Medios Technologies, Remidio Innovative Solutions, Singapore.
Remidio Innovative Solutions Inc, Glen Allen VA, Virginia, USA
BMJ Open. 2024 Sep 5;14(9):e081398. doi: 10.1136/bmjopen-2023-081398.
Despite global research on early detection of age-related macular degeneration (AMD), not enough is being done for large-scale screening. Automated analysis of retinal images captured via smartphone presents a potential solution; however, to our knowledge, such an artificial intelligence (AI) system has not been evaluated. The study aimed to assess the performance of an AI algorithm in detecting referable AMD on images captured on a portable fundus camera.
DESIGN, SETTING: A retrospective image database from the Age-Related Eye Disease Study (AREDS) and target device was used.
The algorithm was trained on two distinct data sets with macula-centric images: initially on 108,251 images (55% referable AMD) from AREDS and then fine-tuned on 1108 images (33% referable AMD) captured on Asian eyes using the target device. The model was designed to indicate the presence of referable AMD (intermediate and advanced AMD). Following the first training step, the test set consisted of 909 images (49% referable AMD). For the fine-tuning step, the test set consisted of 238 (34% referable AMD) images. The reference standard for the AREDS data set was fundus image grading by the central reading centre, and for the target device, it was consensus image grading by specialists.
Area under receiver operating curve (AUC), sensitivity and specificity of algorithm.
Before fine-tuning, the deep learning (DL) algorithm exhibited a test set (from AREDS) sensitivity of 93.48% (95% CI: 90.8% to 95.6%), specificity of 82.33% (95% CI: 78.6% to 85.7%) and AUC of 0.965 (95% CI:0.95 to 0.98). After fine-tuning, the DL algorithm displayed a test set (from the target device) sensitivity of 91.25% (95% CI: 82.8% to 96.4%), specificity of 84.18% (95% CI: 77.5% to 89.5%) and AUC 0.947 (95% CI: 0.911 to 0.982).
The DL algorithm shows promising results in detecting referable AMD from a portable smartphone-based imaging system. This approach can potentially bring effective and affordable AMD screening to underserved areas.

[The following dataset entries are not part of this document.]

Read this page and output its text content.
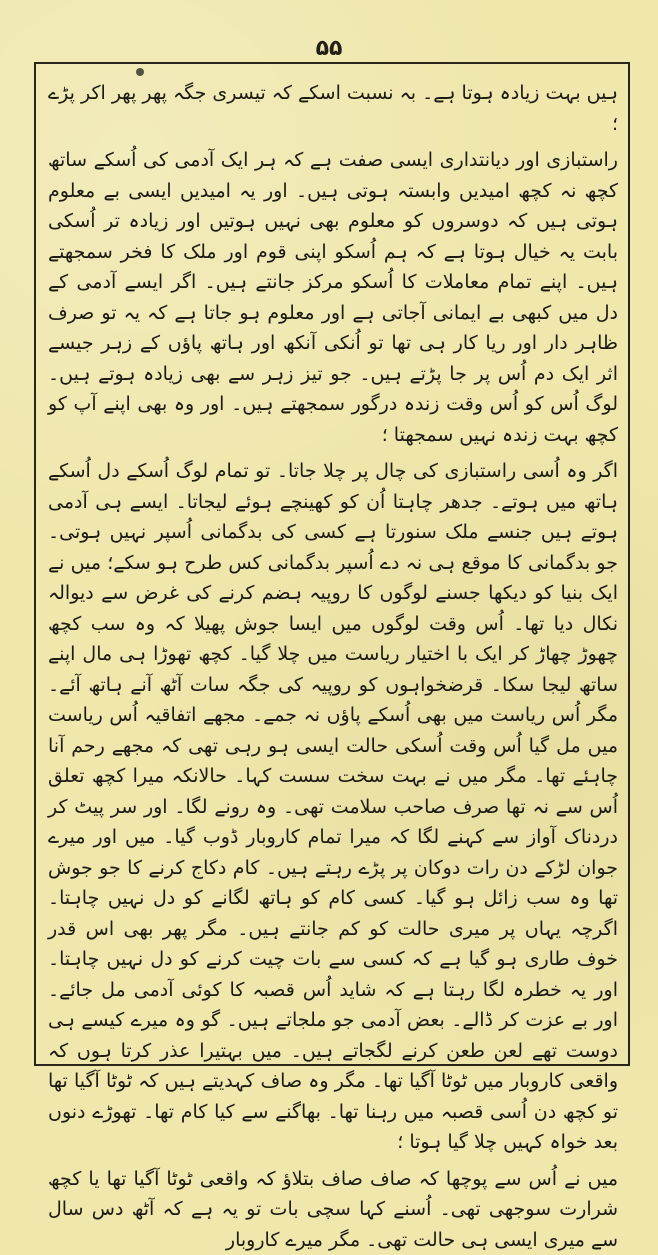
۵۵

ہیں بہت زیادہ ہوتا ہے۔ بہ نسبت اسکے کہ تیسری جگہ پھر پھر اکر پڑے ؛

راستبازی اور دیانتداری ایسی صفت ہے کہ ہر ایک آدمی کی اُسکے ساتھ کچھ نہ کچھ امیدیں وابستہ ہوتی ہیں۔ اور یہ امیدیں ایسی بے معلوم ہوتی ہیں کہ دوسروں کو معلوم بھی نہیں ہوتیں اور زیادہ تر اُسکی بابت یہ خیال ہوتا ہے کہ ہم اُسکو اپنی قوم اور ملک کا فخر سمجھتے ہیں۔ اپنے تمام معاملات کا اُسکو مرکز جانتے ہیں۔ اگر ایسے آدمی کے دل میں کبھی بے ایمانی آجاتی ہے اور معلوم ہو جاتا ہے کہ یہ تو صرف ظاہر دار اور ریا کار ہی تھا تو اُنکی آنکھ اور ہاتھ پاؤں کے زہر جیسے اثر ایک دم اُس پر جا پڑتے ہیں۔ جو تیز زہر سے بھی زیادہ ہوتے ہیں۔ لوگ اُس کو اُس وقت زندہ درگور سمجھتے ہیں۔ اور وہ بھی اپنے آپ کو کچھ بہت زندہ نہیں سمجھتا ؛

اگر وہ اُسی راستبازی کی چال پر چلا جاتا۔ تو تمام لوگ اُسکے دل اُسکے ہاتھ میں ہوتے۔ جدھر چاہتا اُن کو کھینچے ہوئے لیجاتا۔ ایسے ہی آدمی ہوتے ہیں جنسے ملک سنورتا ہے کسی کی بدگمانی اُسپر نہیں ہوتی۔ جو بدگمانی کا موقع ہی نہ دے اُسپر بدگمانی کس طرح ہو سکے؛ میں نے ایک بنیا کو دیکھا جسنے لوگوں کا روپیہ ہضم کرنے کی غرض سے دیوالہ نکال دیا تھا۔ اُس وقت لوگوں میں ایسا جوش پھیلا کہ وہ سب کچھ چھوڑ چھاڑ کر ایک با اختیار ریاست میں چلا گیا۔ کچھ تھوڑا ہی مال اپنے ساتھ لیجا سکا۔ قرضخواہوں کو روپیہ کی جگہ سات آٹھ آنے ہاتھ آئے۔ مگر اُس ریاست میں بھی اُسکے پاؤں نہ جمے۔ مجھے اتفاقیہ اُس ریاست میں مل گیا اُس وقت اُسکی حالت ایسی ہو رہی تھی کہ مجھے رحم آنا چاہئے تھا۔ مگر میں نے بہت سخت سست کہا۔ حالانکہ میرا کچھ تعلق اُس سے نہ تھا صرف صاحب سلامت تھی۔ وہ رونے لگا۔ اور سر پیٹ کر دردناک آواز سے کہنے لگا کہ میرا تمام کاروبار ڈوب گیا۔ میں اور میرے جوان لڑکے دن رات دوکان پر پڑے رہتے ہیں۔ کام دکاج کرنے کا جو جوش تھا وہ سب زائل ہو گیا۔ کسی کام کو ہاتھ لگانے کو دل نہیں چاہتا۔ اگرچہ یہاں پر میری حالت کو کم جانتے ہیں۔ مگر پھر بھی اس قدر خوف طاری ہو گیا ہے کہ کسی سے بات چیت کرنے کو دل نہیں چاہتا۔ اور یہ خطرہ لگا رہتا ہے کہ شاید اُس قصبہ کا کوئی آدمی مل جائے۔ اور بے عزت کر ڈالے۔ بعض آدمی جو ملجاتے ہیں۔ گو وہ میرے کیسے ہی دوست تھے لعن طعن کرنے لگجاتے ہیں۔ میں بہتیرا عذر کرتا ہوں کہ واقعی کاروبار میں ٹوٹا آگیا تھا۔ مگر وہ صاف کہدیتے ہیں کہ ٹوٹا آگیا تھا تو کچھ دن اُسی قصبہ میں رہنا تھا۔ بھاگنے سے کیا کام تھا۔ تھوڑے دنوں بعد خواہ کہیں چلا گیا ہوتا ؛

میں نے اُس سے پوچھا کہ صاف صاف بتلاؤ کہ واقعی ٹوٹا آگیا تھا یا کچھ شرارت سوجھی تھی۔ اُسنے کہا سچی بات تو یہ ہے کہ آٹھ دس سال سے میری ایسی ہی حالت تھی۔ مگر میرے کاروبار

尽管全球都在研究年龄相关性黄斑变性(AMD)的早期检测,但在大规模筛查方面做得还不够。通过智能手机捕获的视网膜图像的自动分析提供了一种潜在的解决方案;然而,据我们所知,这种人工智能(AI)系统尚未得到评估。本研究旨在评估一种 AI 算法在检测便携式眼底相机拍摄的图像中可治疗 AMD 的性能。

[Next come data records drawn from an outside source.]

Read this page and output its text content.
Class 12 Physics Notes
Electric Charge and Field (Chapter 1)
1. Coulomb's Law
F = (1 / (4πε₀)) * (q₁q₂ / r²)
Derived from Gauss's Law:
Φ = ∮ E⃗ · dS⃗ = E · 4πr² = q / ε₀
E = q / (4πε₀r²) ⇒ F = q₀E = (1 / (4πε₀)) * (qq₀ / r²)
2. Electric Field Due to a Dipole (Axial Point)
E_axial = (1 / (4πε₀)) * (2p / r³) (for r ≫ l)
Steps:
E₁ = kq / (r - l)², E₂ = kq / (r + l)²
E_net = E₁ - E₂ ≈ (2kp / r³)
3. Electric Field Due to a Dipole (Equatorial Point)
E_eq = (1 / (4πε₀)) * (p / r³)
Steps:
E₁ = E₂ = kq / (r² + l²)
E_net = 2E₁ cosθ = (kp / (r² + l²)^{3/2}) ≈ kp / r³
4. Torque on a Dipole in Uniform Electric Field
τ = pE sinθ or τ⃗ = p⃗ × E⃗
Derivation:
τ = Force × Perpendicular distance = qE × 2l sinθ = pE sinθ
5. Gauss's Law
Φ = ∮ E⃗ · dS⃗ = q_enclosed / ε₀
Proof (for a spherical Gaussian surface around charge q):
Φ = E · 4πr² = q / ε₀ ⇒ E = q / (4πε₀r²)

设计、设置:使用来自年龄相关性眼病研究(AREDS)的回顾性图像数据库和目标设备。
该算法在两个具有黄斑中心的图像数据集上进行了训练:最初在 AREDS 的 108251 张图像(55%为可治疗 AMD)上进行训练,然后在使用目标设备拍摄的亚洲人眼中的 1108 张图像(33%为可治疗 AMD)上进行微调。该模型旨在指示可治疗 AMD(中期和晚期 AMD)的存在。在第一训练步骤之后,测试集由 909 张图像(49%为可治疗 AMD)组成。在微调步骤中,测试集由 238 张(34%为可治疗 AMD)图像组成。AREDS 数据集的参考标准是中央阅读中心对眼底图像的分级,而对于目标设备,它是专家对图像的共识分级。
接收器工作曲线下的面积(AUC)、算法的敏感性和特异性。
在微调之前,深度学习(DL)算法在测试集(来自 AREDS)中显示出 93.48%(95%CI:90.8%至 95.6%)的敏感性、82.33%(95%CI:78.6%至 85.7%)的特异性和 0.965(95%CI:0.95 至 0.98)的 AUC。在微调之后,DL 算法在测试集(来自目标设备)中显示出 91.25%(95%CI:82.8%至 96.4%)的敏感性、84.18%(95%CI:77.5%至 89.5%)的特异性和 0.947(95%CI:0.911 至 0.982)的 AUC。
DL 算法在从便携式智能手机成像系统中检测可治疗 AMD 方面显示出有希望的结果。这种方法有可能为服务不足的地区带来有效的、负担得起的 AMD 筛查。